Additionally, buyers who are receiving financial and practical support from families, an emerging force in those markets, could also drive prices higher.

Carlos Cacho, Jarden’s chief economist, emphasized that until interest rates decrease, higher-income and wealthy buyers will likely continue dominating the housing market. He anticipates this trend to sustain, particularly in inner-ring suburbs, leading to continued outperformance.

Cacho highlighted that last year’s robust price rebound, with an increase of over 8%, was mainly propelled by higher-income borrowers and those with sizable deposits unaffected by credit constraints. Data from CBA’s half-yearly mortgage report revealed a significant rise in the share of borrowers earning between $200,000 and $500,000 annually.

In contrast, the portion of mortgage applicants earning $75,000 to $100,000 annually only saw a modest increase. Cacho estimated that a household would now need an income 50% above the median to afford the average home nationally, rising to 80% above the median in Sydney.

According to CBA’s data, only the top 20 to 40% of income earners in capital cities can comfortably afford an average home. For single first-time buyers, especially those on lower incomes, purchasing an average home might be challenging, while couples are better positioned to enter the market.

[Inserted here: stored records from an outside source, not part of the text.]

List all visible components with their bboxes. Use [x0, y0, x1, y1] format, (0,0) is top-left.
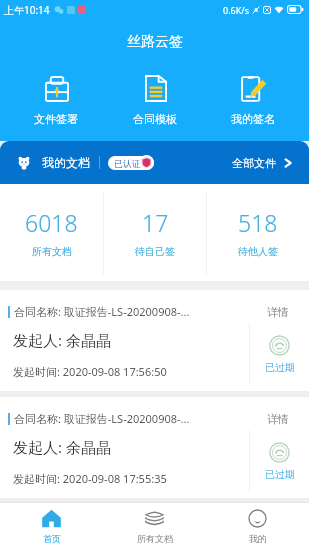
button[interactable]: 我的签名 — [210, 64, 296, 134]
button[interactable]: 合同名称: 取证报告-LS-20200908-... — [0, 290, 309, 391]
staticText: 所有文档 — [137, 533, 173, 544]
staticText: 发起人: 余晶晶 — [13, 437, 111, 457]
staticText: 6018 — [25, 207, 78, 238]
button[interactable]: 合同名称: 取证报告-LS-20200908-... — [0, 397, 309, 498]
button[interactable]: 6018 — [0, 184, 103, 281]
button[interactable]: 全部文件 — [232, 156, 294, 170]
staticText: 首页 — [43, 533, 61, 544]
staticText: 合同模板 — [133, 112, 177, 126]
staticText: 待他人签 — [238, 245, 278, 258]
staticText: 全部文件 — [232, 156, 276, 170]
staticText: 我的 — [249, 533, 267, 544]
button[interactable]: 我的 — [206, 503, 309, 550]
staticText: 0.6K/s — [223, 4, 249, 16]
staticText: 合同名称: 取证报告-LS-20200908-... — [14, 411, 261, 426]
staticText: 我的签名 — [231, 112, 275, 126]
staticText: 17 — [142, 207, 169, 238]
staticText: 合同名称: 取证报告-LS-20200908-... — [14, 304, 261, 319]
staticText: 我的文档 — [42, 155, 90, 170]
button[interactable]: 首页 — [0, 503, 103, 550]
staticText: 详情 — [267, 412, 289, 426]
staticText: 上午10:14 — [4, 3, 50, 17]
button[interactable]: 17 — [104, 184, 206, 281]
button[interactable]: 文件签署 — [13, 64, 99, 134]
staticText: 待自己签 — [135, 245, 175, 258]
staticText: 发起人: 余晶晶 — [13, 330, 111, 350]
button[interactable]: 合同模板 — [112, 64, 198, 134]
staticText: 发起时间: 2020-09-08 17:56:50 — [13, 364, 167, 379]
staticText: 所有文档 — [32, 245, 72, 258]
staticText: 已过期 — [265, 361, 295, 374]
staticText: 518 — [238, 207, 278, 238]
staticText: 已认证 — [114, 158, 141, 169]
button[interactable]: 518 — [207, 184, 309, 281]
staticText: 发起时间: 2020-09-08 17:55:35 — [13, 471, 167, 486]
staticText: 文件签署 — [34, 112, 78, 126]
button[interactable]: 所有文档 — [103, 503, 206, 550]
staticText: 详情 — [267, 305, 289, 319]
staticText: 已过期 — [265, 468, 295, 481]
staticText: 丝路云签 — [127, 33, 183, 51]
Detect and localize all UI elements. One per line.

Steve Mickenbecker, a finance expert at Canstar, noted that investors face difficulties unless they belong to upper-income households, given the strain on servicing multiple loans. The affordability challenge is evident in APRA’s data, which indicates a decrease in the proportion of new housing loans secured with a 20% deposit or less.

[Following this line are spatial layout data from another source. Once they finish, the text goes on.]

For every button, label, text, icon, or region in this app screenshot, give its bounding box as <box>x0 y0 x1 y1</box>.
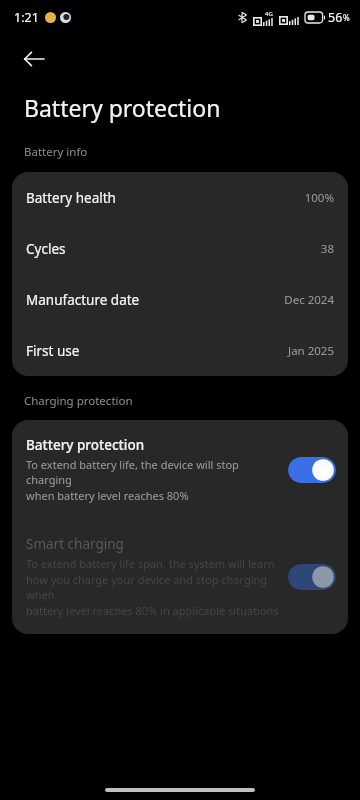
staticText: Battery health <box>26 189 116 207</box>
staticText: 56 <box>328 9 343 26</box>
staticText: Jan 2025 <box>288 343 334 359</box>
staticText: 1:21 <box>14 9 39 26</box>
staticText: Battery info <box>24 144 88 160</box>
staticText: Smart charging <box>26 535 124 553</box>
staticText: Cycles <box>26 240 66 258</box>
staticText: battery level reaches 80% in applicable … <box>26 603 279 618</box>
staticText: Dec 2024 <box>284 292 334 308</box>
staticText: 38 <box>320 241 334 257</box>
staticText: First use <box>26 342 80 360</box>
button[interactable]: Back <box>14 39 54 79</box>
staticText: Battery protection <box>24 92 221 123</box>
staticText: To extend battery life span, the system … <box>26 556 275 571</box>
button[interactable]: Battery health <box>12 172 348 223</box>
staticText: To extend battery life, the device will … <box>26 457 280 487</box>
staticText: Manufacture date <box>26 291 140 309</box>
button[interactable]: Cycles <box>12 223 348 274</box>
button[interactable]: Manufacture date <box>12 274 348 325</box>
button[interactable]: First use <box>12 325 348 376</box>
button[interactable]: Toggle <box>288 457 336 483</box>
staticText: Battery protection <box>26 436 145 454</box>
staticText: % <box>343 12 350 23</box>
staticText: how you charge your device and stop char… <box>26 572 280 602</box>
staticText: 100% <box>304 190 334 206</box>
staticText: when battery level reaches 80% <box>26 488 189 503</box>
staticText: Charging protection <box>24 393 133 409</box>
button[interactable]: Battery protection <box>12 420 348 519</box>
staticText: 4G <box>265 10 273 18</box>
button[interactable]: Toggle <box>288 564 336 590</box>
button[interactable]: Smart charging <box>12 519 348 634</box>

Theo Chambers, CEO of Shore Financial, highlighted that buyers in the current market, having gained substantial equity in the past three years, can make larger deposits, exerting upward pressure on prices. Sally Tindall, director of research at RateCity, pointed out that rising interest rates have affected the maximum borrowing capacity, but those not borrowing at or near capacity may not feel the impact.

Demographer Mark McCrindle emphasized the significant role played by Baby Boomer parents or grandparents in supporting their children’s entry into the housing market. Their financial and practical assistance, including underwriting mortgages, private loans, or co-owning property, has likely fuelled price increases. Overall, the economic impact of Baby Boomers, constituting 21% of the population and owning 48% of national wealth, extends to wealth transfers that aid younger generations in homeownership.